4. Królowa dramatu.

4.8K 116 4
                                    

Zdjęłam z włosów przemoczony ręcznik. Przetrzymałam go o wiele za długo na co wskazywał fakt, że moje długie pasma zdążyły już całkowicie wyschnąć. Rozczesywałam je, jednocześnie próbując zrobić na nich równy przedziałek.

Odłożyłam materiał na blat w łazience i chwyciłam za odżywkę, by powolnymi ruchami wetrzeć ją na całej długości włosów.

- Ale tak nic? Zupełnie nic? - Dopytywała Aria, której głos wydobywał się z Iphone'a leżącego zaraz obok mydła.

- No właśnie o tym mówię - odparłam.
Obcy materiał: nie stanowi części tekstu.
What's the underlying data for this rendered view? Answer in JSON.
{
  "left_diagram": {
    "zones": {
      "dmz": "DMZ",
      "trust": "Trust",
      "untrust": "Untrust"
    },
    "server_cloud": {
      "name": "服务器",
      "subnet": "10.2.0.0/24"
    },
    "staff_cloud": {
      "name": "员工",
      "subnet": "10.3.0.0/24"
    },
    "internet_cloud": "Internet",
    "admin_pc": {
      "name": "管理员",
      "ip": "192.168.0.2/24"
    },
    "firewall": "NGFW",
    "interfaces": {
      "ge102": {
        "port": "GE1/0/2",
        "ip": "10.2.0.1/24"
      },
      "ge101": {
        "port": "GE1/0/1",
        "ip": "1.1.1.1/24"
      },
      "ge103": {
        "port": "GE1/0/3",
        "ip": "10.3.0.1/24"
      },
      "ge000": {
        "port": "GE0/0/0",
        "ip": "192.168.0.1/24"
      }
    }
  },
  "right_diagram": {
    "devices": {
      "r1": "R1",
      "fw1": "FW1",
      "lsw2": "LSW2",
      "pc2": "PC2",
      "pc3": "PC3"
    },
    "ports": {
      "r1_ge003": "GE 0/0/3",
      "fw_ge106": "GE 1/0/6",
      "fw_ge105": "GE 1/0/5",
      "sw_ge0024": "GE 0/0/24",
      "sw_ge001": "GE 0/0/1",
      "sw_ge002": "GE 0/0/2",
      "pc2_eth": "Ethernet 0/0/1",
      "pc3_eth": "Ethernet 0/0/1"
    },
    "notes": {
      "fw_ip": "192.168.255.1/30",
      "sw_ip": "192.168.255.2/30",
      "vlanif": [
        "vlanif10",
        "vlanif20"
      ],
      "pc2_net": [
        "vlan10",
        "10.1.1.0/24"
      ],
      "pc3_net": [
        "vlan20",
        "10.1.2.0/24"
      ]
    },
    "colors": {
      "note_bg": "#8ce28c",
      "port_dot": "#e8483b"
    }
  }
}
Spojrzałam w lustro a dłońmi oparłam się o umywalkę. - Minął pieprzony tydzień, a ja dalej nie wiem, co się dzieje.

Westchnęłam przeciągle.

Właśnie tyle dni upłynęło od czasu imprezy, którą miałam zapamiętać na długo. Odwieziona do domu przez przypadkową nieznajomą położyłam się do łóżka, z którego nie wstałam przez kolejne dwadzieścia cztery godziny.

Umysł zadręczały mi myśli o ciemnowłosym chłopaku Byłam gotowa na jego wiadomość, telefon, czy jakikolwiek cholerny znak.

Tymczasem ten nie odezwał się od momentu, gdy rozpłynął się w powietrzu po rozmowie ze mną.

Dziwiła mnie ta wszechobecna cisza i niewiedza. Jednak zdziwienie zdawało się przewyższać przerażenie, które opanowało moje ciało. Zdawałam sobie sprawę, że wcale nie powinno. Przecież go znałam. Wiedziałam kim był i do czego był zdolny, ale nigdy mi nie zagroził. I nie mógłby tego zrobić, na pewno nie celowo.

Więc dlaczego czułam ten pieprzony strach?

- A co mówił Gabe? - spytała.

Chwyciłam telefon i poszłam z nim do pokoju. Trzymając go mocno w ręku opadłam na łóżko lądując na plecach.

- Jedno wielkie nic - odparłam, podkreślając ostatnie słowo. - Dalej nie wiem, skąd oni się w ogóle znają. Wypytałam go o wszystko, ale nie ma za wiele do powiedzenia. Czuję się jakbym była w jakiejś ukrytej kamerze. Nie ma opcji, że to wszystko dzieje się naprawdę.

Odłożyłam komórkę obok ucha, a wolne ręce założyłam na twarz. Jęknęłam przeciągle.

- Nie wiem, Lori. To wszystko jest jakieś dziwne. Mówiłam ci, żebyś nie bawiła się w bliższe relacje z tym typem.

- Dzięki, mamo. Następnym razem posłucham - burknęłam sarkastycznie.

Aria była otwarta i wyjątkowo towarzyska. Na jednej imprezie potrafiła poznać dwudziestu ludzi i z większością utrzymywać dobry kontakt nawet przez długie miesiące. Jakimś cudem nauczyło ją to rozpoznawania w nich wszystkich złych cech. Często polegała na swojej intuicji, która akurat w przypadku moich znajomości zdawała się brzmieć niczym syrena alarmowa.

Najwidoczniej na mojej drodze stawały jedynie kłopoty.

- Może to ty powinnaś odezwać się do niego pierwsza? - spytała nagle.

- Jeszcze jakieś wybitne pomysły?

- Mówię serio. Skąd wiesz, że on właśnie na to nie czeka.

- To się nie doczeka - wykrztusiłam. - Poza tym usunęłam jego numer.

Nawet jeślibym tego nie zrobiła, nadal nie byłoby żadnej opcji, która zakładałaby, że to ja napiszę pierwsza. Nie byłam nawet pewna, że po trzech latach zachował starą kartę do telefonu.

- Więc? Jaki masz plan?

Otworzyłam usta, chcąc coś powiedzieć, ale zatrzymałam się. Potrzebowałam głębokiego wdechu.